Care home resident Humphrey Phillips becomes published author at 97
- Humphrey Phillips started writing to help get over the loss of his wife
- He finished the book from his Bupa care home, and now shares his tips for aspiring authors
- Now a published author, he didn’t go to school until aged 10
A WWII veteran has defied the odds to become a published author at 97 years old, despite missing out on formal education until the age of 10.
Humphrey Phillips, who lives at Bupa Erskine Hall care home in London, started penning his memoirs after losing his wife, Iris, in 2011. The pair were married for 62 years and Humphrey’s doctor suggested he take up a new hobby to help him manage his grief.
Entitled ‘A Thousand and One’, Humphrey’s memoirs recount his life, including the years spent as a Flight Lieutenant in the Second World War. During the war, Humphrey flew in a number of efforts, including the first of the ‘thousand bomber raids’ against the Germans in 1942, and the infamous Battle of Berlin, one of the last European battles of the war, ending in May 1945.
Humphrey Phillips, Bupa Erskine Hall resident said: “While I started writing after I lost Iris, I suppose you could say the book’s been nearly 100 years in the making, so I’m really very proud to see the final product. I’d encourage anyone to write, it’s a good pastime and a nice way of preserving your memories. The feedback I’ve received on the book has been overwhelming, and I’ve had some lovely comments – including from my doctor who originally got me writing.”
Born in London on 20th August 1920, Humphrey was sent to live in Suffolk from the age of six to benefit from the country air. Instead of being enrolled in school, he was put to work on a farm and it wasn’t until he returned home, aged 10, that he began his education.
In more recent years, Humphrey faced another setback after fellow authors discouraged him from getting the book published. Recounting the story, Humphrey said: “I’d originally been writing about pilots in the air force, based largely on my own experiences. Once I’d finished the book, I spoke to some other authors in the field to get their advice, but they were very pessimistic and told me it wouldn’t sell, so I gave up hope for a little while.”
It wasn’t until Humphrey met the acclaimed historian and author, Sean Feast, that his dream of publishing was reignited. After speaking to Humphrey about his story, Sean asked to co-author the book, putting a focus on Humphrey’s own life. The pair worked together to finish the text, which was soon snapped up by a publisher.

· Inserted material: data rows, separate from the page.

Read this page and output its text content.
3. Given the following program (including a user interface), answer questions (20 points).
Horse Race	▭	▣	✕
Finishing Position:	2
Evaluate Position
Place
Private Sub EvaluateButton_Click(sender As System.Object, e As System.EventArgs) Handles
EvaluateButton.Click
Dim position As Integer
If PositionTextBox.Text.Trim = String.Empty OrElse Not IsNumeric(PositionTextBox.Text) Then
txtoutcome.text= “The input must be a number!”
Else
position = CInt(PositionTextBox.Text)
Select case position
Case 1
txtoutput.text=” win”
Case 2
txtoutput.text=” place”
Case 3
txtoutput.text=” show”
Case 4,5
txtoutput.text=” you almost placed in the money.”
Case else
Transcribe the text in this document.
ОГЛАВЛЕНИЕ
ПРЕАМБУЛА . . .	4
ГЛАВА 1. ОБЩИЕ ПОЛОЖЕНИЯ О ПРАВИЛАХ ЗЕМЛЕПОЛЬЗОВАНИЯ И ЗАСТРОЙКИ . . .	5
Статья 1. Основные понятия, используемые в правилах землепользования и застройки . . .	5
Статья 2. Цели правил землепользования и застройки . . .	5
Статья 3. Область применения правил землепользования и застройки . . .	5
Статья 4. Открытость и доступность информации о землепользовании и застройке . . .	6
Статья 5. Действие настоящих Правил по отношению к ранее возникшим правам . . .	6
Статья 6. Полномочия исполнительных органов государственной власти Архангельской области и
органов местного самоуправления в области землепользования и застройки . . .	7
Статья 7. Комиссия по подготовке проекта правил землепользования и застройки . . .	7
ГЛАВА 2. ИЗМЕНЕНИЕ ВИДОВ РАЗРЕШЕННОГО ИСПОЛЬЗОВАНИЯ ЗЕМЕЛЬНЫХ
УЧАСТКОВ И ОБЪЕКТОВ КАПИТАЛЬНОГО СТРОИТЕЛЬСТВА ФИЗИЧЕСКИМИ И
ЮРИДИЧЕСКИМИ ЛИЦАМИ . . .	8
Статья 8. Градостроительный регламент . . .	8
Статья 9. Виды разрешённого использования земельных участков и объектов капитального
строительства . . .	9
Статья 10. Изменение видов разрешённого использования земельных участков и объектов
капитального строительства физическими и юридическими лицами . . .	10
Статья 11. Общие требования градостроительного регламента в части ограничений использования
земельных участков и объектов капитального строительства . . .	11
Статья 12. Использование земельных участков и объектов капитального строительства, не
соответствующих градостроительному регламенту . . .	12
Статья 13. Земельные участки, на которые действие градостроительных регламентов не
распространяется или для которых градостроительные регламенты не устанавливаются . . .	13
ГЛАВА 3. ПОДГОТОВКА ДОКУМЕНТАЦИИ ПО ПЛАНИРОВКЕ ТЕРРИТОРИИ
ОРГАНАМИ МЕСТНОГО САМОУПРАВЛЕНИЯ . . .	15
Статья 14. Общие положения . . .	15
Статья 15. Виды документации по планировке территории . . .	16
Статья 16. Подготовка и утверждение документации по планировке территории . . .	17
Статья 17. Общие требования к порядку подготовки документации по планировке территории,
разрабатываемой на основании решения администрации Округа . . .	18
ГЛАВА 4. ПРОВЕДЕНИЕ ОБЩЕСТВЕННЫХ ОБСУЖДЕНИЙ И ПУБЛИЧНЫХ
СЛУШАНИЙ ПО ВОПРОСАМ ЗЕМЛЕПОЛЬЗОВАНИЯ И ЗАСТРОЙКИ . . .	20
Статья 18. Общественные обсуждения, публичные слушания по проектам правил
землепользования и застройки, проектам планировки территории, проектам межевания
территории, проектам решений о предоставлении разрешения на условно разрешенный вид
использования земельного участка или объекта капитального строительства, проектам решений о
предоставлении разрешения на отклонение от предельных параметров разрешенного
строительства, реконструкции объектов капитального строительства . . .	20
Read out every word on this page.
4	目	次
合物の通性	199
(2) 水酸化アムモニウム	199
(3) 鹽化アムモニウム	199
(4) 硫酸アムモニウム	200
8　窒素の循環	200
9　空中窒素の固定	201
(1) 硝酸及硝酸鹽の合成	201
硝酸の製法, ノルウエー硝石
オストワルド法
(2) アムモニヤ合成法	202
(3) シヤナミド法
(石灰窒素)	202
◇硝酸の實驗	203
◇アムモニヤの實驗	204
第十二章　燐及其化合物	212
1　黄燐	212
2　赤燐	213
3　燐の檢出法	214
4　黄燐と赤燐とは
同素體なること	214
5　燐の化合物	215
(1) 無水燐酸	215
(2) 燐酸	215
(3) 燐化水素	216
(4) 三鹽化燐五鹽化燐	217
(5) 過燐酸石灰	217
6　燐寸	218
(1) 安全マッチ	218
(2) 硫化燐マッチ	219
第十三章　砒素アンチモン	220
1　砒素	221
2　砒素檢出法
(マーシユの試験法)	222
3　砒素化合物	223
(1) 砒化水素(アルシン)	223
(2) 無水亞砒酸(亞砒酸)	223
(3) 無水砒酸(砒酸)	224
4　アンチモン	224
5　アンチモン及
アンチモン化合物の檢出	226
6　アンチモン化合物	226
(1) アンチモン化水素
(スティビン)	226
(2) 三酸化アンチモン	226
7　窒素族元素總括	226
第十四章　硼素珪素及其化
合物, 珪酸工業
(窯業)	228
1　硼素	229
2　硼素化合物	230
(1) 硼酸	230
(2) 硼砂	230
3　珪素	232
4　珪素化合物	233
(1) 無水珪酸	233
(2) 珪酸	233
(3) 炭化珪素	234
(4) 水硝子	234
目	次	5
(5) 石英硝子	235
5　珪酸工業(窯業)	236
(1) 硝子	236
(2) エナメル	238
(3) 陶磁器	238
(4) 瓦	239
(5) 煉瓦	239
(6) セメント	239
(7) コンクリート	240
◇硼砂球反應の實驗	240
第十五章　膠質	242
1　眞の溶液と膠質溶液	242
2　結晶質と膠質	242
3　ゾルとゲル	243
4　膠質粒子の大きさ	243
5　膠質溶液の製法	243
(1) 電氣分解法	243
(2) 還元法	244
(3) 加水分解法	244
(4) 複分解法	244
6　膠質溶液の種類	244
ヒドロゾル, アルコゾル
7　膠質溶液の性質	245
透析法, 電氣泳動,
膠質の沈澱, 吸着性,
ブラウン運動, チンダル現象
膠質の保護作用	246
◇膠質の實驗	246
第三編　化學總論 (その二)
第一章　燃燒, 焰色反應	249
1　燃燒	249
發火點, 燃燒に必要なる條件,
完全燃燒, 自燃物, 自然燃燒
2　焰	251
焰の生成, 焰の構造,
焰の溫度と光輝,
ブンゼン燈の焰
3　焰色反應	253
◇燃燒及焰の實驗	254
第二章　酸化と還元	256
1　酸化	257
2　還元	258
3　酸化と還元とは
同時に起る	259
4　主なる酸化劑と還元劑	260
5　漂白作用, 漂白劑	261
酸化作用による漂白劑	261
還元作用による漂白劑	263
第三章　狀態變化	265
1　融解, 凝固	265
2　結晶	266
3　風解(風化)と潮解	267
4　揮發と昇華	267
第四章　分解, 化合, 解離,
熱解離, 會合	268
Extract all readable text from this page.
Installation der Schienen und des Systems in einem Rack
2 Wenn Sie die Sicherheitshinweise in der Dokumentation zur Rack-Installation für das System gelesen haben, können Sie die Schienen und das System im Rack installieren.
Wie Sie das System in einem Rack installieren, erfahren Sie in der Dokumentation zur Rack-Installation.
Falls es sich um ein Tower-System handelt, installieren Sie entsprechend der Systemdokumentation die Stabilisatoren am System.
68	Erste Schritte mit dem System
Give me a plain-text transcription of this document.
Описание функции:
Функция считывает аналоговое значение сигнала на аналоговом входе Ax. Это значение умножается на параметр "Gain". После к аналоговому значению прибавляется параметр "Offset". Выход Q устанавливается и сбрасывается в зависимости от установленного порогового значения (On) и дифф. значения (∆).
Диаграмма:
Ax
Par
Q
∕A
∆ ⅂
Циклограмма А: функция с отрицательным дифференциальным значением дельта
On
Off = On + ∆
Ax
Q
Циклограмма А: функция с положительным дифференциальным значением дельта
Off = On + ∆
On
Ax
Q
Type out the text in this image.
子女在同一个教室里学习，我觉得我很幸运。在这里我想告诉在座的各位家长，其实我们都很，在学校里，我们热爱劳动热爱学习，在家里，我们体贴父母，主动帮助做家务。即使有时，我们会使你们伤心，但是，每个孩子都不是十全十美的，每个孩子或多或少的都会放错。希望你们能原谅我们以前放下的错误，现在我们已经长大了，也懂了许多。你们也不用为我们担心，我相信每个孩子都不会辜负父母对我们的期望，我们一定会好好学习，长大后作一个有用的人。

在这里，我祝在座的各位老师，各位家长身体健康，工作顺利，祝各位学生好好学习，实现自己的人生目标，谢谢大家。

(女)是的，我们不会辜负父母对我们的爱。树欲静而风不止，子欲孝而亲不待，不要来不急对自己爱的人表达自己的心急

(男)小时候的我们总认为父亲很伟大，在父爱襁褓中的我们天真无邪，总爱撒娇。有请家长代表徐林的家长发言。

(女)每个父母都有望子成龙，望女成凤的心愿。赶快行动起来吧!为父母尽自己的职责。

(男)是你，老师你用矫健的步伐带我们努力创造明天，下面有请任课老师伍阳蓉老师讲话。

Megan Guest works at Bupa Erskine Hall, and organised a book signing for family and friends in celebration of Humphrey’s achievement. Speaking of his success, she said: “We’re all so proud of Humphrey, it’s been a real labour of love and it’s heart-warming that it’s been so well recognised. People often overlook the powerful stories that our older generations have to share, we’re always encouraging residents to share them – it keeps the memories alive for them and our team are fascinated in hearing these stories.”
After serving in the war, Humphrey returned to a career in engineering and eventually took on a role with the 600 Group, which specialised in producing metals and machinery. While living in north London, he met his wife to be, Iris, at a local tennis club where she was a secretary, and Humphrey was a treasurer. After 18 months together, Humphrey proposed and the couple married in 1949. They lived together in north London and raised three daughters, four grandsons and a granddaughter.
Humphrey’s book, A Thousand and One, is available now on Amazon priced £11.99.
Humphrey’s top tips for aspiring authors:
- “Believe in your ideas and see them through. There might be times when people tell you no, but take this as constructive criticism and don’t give up.”
- “Be an opportunist and be prepared to have some flexibility in your plans. Take every opportunity to speak to people in the industry, getting their advice and ideas.”
- “Make the most of your memories. I was fortunate enough to have been able to write nearly the whole book from memory, but I’d advise people to write them down as soon as possible. Even if in a rough draft, it’s a great way of helping you preserve your memories.”